FBI adopts more aggressive approach to pursuing cyber criminals
The agency received court authorisation in April to hack hundreds of victim's machines, in order to remove malware
The FBI has amended its tactics towards hackers and is now taking more aggressive steps to counter criminals behind devastating hacks.
According to Bloomberg, the FBI's new approach may be rooted in the notorious cyber campaign by state-backed Chinese hackers earlier this year, which enabled them to compromise thousands of private Microsoft Exchange email servers.
At least 30,000 organisations across the United States were compromised through four security vulnerabilities impacting Microsoft's Exchange Server email software.
In response, the FBI recevied a Houston federal judge's authorisation to remotely access hundreds of hacked networks and block the hackers' digital points of entry.
The FBI used the same vulnerability in the servers as the hackers, enabling the agents to break into machines and remove the backdoors the criminals had planted.
"The FBI has definitely decided to be more aggressive," Elvis Chan, the assistant special agent in charge of cyber investigations in the FBI's San Francisco field office, told Bloomberg in an interview.

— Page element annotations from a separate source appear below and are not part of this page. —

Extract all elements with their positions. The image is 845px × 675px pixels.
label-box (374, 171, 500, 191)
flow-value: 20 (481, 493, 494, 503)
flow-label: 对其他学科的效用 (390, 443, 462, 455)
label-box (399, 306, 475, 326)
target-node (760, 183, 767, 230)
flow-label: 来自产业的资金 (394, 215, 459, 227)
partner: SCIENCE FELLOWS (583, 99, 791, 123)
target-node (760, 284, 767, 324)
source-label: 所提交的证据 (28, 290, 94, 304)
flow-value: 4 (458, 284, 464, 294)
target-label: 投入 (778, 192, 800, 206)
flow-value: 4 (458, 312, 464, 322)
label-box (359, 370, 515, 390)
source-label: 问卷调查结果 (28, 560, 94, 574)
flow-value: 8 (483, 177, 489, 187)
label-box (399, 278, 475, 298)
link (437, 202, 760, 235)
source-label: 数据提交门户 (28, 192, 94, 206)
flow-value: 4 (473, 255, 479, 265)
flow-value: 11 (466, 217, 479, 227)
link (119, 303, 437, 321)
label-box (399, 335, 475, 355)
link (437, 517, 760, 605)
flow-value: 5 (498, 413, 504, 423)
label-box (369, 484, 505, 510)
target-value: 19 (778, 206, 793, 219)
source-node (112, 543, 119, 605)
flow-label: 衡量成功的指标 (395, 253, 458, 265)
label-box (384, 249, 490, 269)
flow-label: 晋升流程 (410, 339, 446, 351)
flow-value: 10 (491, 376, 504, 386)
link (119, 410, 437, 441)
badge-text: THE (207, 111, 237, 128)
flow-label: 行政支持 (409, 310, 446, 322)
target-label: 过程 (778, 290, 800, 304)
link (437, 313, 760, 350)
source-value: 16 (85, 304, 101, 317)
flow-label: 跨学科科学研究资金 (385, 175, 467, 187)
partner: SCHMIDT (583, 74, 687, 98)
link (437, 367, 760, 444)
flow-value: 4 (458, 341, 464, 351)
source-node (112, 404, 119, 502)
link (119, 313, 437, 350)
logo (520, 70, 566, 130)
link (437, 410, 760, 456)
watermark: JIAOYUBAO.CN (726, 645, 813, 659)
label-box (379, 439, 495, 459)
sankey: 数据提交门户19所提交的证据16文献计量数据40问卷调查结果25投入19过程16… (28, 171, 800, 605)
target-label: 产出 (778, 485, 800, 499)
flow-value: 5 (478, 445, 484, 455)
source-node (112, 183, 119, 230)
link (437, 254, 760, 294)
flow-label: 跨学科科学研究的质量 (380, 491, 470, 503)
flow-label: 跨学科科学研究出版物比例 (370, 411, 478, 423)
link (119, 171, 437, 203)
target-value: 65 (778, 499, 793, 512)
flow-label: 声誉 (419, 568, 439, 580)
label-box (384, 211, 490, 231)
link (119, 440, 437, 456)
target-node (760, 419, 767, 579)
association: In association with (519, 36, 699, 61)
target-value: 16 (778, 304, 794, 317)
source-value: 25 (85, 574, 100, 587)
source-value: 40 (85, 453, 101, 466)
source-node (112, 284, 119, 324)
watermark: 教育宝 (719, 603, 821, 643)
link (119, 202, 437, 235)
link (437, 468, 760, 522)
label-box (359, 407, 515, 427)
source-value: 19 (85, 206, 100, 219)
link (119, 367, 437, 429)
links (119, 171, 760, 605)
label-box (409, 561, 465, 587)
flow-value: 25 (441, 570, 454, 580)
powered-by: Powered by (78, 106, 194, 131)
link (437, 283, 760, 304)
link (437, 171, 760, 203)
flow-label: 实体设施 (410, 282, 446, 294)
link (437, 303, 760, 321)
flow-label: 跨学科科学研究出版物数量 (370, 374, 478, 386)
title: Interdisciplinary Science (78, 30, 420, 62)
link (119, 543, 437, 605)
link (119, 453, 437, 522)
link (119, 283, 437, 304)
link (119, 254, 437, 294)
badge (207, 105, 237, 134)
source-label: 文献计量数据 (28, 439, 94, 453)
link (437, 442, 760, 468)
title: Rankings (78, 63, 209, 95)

"Our toolkit hasn't changed. We're just using the tools a little bit more," he added.
Another example of the new approach is in the FBI's joint operation with the National Security Agency (NSA), which disrupted a Russian cyber-espionage campaign.
In a more recent operation, the FBI successfully recovered the ransom paid to hackers following a ransomware attack on the Colonial Pipeline. In an affidavit filed in court earlier this month, the US Justice Department said that it had recovered the majority of the $4.4 million (£3.1m) ransom paid to the perpetrators of the attack.
The Department claimed that the FBI possessed the private key to the criminals' Bitcoin wallet, which enabled federal agents to unlock the wallet and transfer the cryptocurrency elsewhere.
"Today we turned the tables on DarkSide," Deputy Attorney General Lisa Monaco said in a press conference earlier this month, referring to the Russia-linked cybercrime group that was blamed in Colonial Pipeline attack.
Deputy FBI Director Paul Abbate told reporters that investigators had identified more than 90 firms victimised by DarkSide.
In an interview with the Wall Street Journal, FBI Director Christopher Wray compared the Colonial Pipeline breach to the 11th September attacks.
"There are a lot of parallels, there's a lot of importance, and a lot of focus by us on disruption and prevention," Wray said.
Wray said the Bureau was investigating about 100 different types of ransomware, many of which can be traced back to threat actors in Russia.
The new efforts to counter cyber criminals are not confined to the FBI. It is a "whole of government" priority says Anne Neuberger, deputy national security advisor for cyber and emerging technologies.
"It's a dramatic difference in terms of saying this is a priority."
A recent example is the NSA's launch of a collaboration centre to encourage information sharing with private firms in the US.
Wray also announced a new cyber strategy last year, intended to "make it harder and more painful for hackers and criminals to do what they're doing."